We have been laying low after being laid low by our last efforts in the Legislature regarding workplace bullying. Emotional victims of bullying in various workplaces (ironically, most in state government offices, hospitals and schools) had the workplace bullying bills pulled out from under them because a rep from the State Attorney General's office had someone challenge their testimony. She freaked, called security and the chairs of the committees had (rumor has it) the bills were puilled as "punishment" directed at bill supporters.

This felt a whole lot like the bullying that we endured in the schoolhouse. The irony of asking for a law against bullying only to be bullied by the lawmakers. These are the windmills we challenge.

It seems to us such a simple issue: bullying should not happen in the schoolhouse or anywhere connected with the schoolhouse- admin. building, public forum, etc. And yet, as Laurie has so clearly pointed out, people at all levels of the system are hiding, refusing to stand up to the expected retribution of the higher-ups.

This is, by any common definition, an atmosphere created and perpetuated by bullying. A good boss should understand that the power of the organization is underneath her. A good boss knows how to tap that power for the greater good of the whole organization. A boss who is threatened by "inferiors" and who blocks input from below by threatening, punishing, or intimidating is not a good boss and needs to be fired. They have NO PLACE in education.

Bullies COST in money and human capital. The education system is not set up to hear from the people in the classroom or the taxpayers. That needs to change in order for us to unleash the Genie in the bottle.

Anonymous said...

I think the thing that's really missing are the shepherds - the sheepdogs' owners. Sheepdogs don't work for themselves - they protect the sheep for the benefit of and with the support of the shepherds, in a kind of symbiotic relationship.

It looks like too many shepherds have just agreed to turn their sheep over to the predators, so the sheepdogs have to fight the predators and the turncoat shepherds!

Laurie H. Rogers said...

To Anonymous, Feb. 16, 2:17 p.m.:

Thank you for the comment. I asked my friend to explain the issue with the shepherd. He said this is his way of ordering the world. It’s a matter of paring things down to their essential elements.

The shepherd also behaves as a sheepdog, sheep or predator. So do the veterinarian, the feed supply guy, and the carpenter who built the barn. When it comes time to save the flock, all that matters is: Who are the sheep, who are the sheepdogs, and who are the predators?

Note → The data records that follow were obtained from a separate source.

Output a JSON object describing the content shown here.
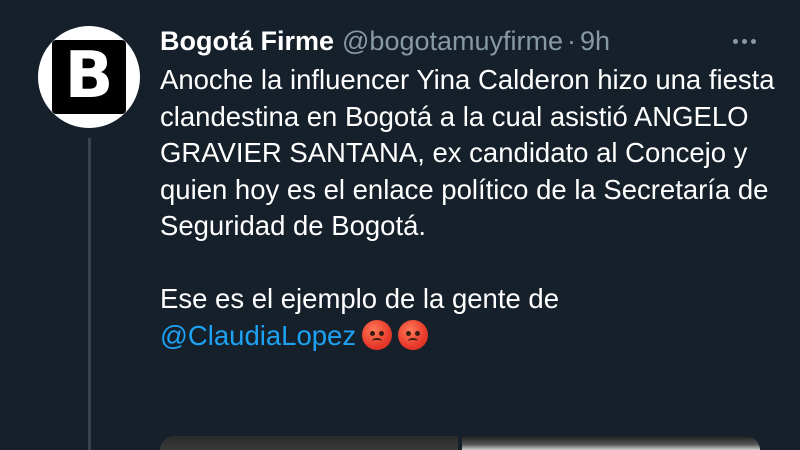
{
  "author": {
    "display_name": "Bogotá Firme",
    "handle": "@bogotamuyfirme",
    "separator": "·",
    "time": "9h",
    "avatar_letter": "B"
  },
  "tweet": {
    "paragraph1": "Anoche la influencer Yina Calderon hizo una fiesta clandestina en Bogotá a la cual asistió ANGELO GRAVIER SANTANA, ex candidato al Concejo y quien hoy es el enlace político de la Secretaría de Seguridad de Bogotá.",
    "paragraph2_text": "Ese es el ejemplo de la gente de",
    "mention": "@ClaudiaLopez",
    "emojis": [
      "pouting-face",
      "pouting-face"
    ]
  },
  "icons": {
    "more": "more-horizontal-icon",
    "emoji": "angry-face-emoji"
  },
  "colors": {
    "background": "#15202b",
    "text": "#ffffff",
    "secondary": "#8899a6",
    "link": "#1da1f2"
  }
}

It’s the same in the classroom, which is why his analogy appeals to me. When it comes time to teach the student, what matters is: The teacher, the student, the curriculum, and the learning environment. In my book, I call this the Square of Effective Learning. There are other factors that influence the Square, but when it's time to learn, these four elements MUST be in working order or the child will not learn.

My friend has narrowed people to the three categories that matter when it’s time to look out for the flock. If a shepherd is shipping off the sheep to be eaten by a predator -- or if he's looking the other way as the sheep are eaten by predators -- then the shepherd is just a particular kind of sheep or predator.

This way of ordering the world works for my friend. As I look around, trying to figure out who will tell the truth and help save the children, and who won’t, it works for me, too. It removes the excuses, the blaming, the apathy, the whining, and the self-interest -- and reveals right away who is actually looking out for the children.

In public-education leadership, we appear to have way too many people who just look out for themselves.

Anonymous said...

I agree. I was thinking about this more last night - the shepherds have turned predator.

If administrators force bad curriculum into the classrooms, they can then blame the teachers when the students don't learn.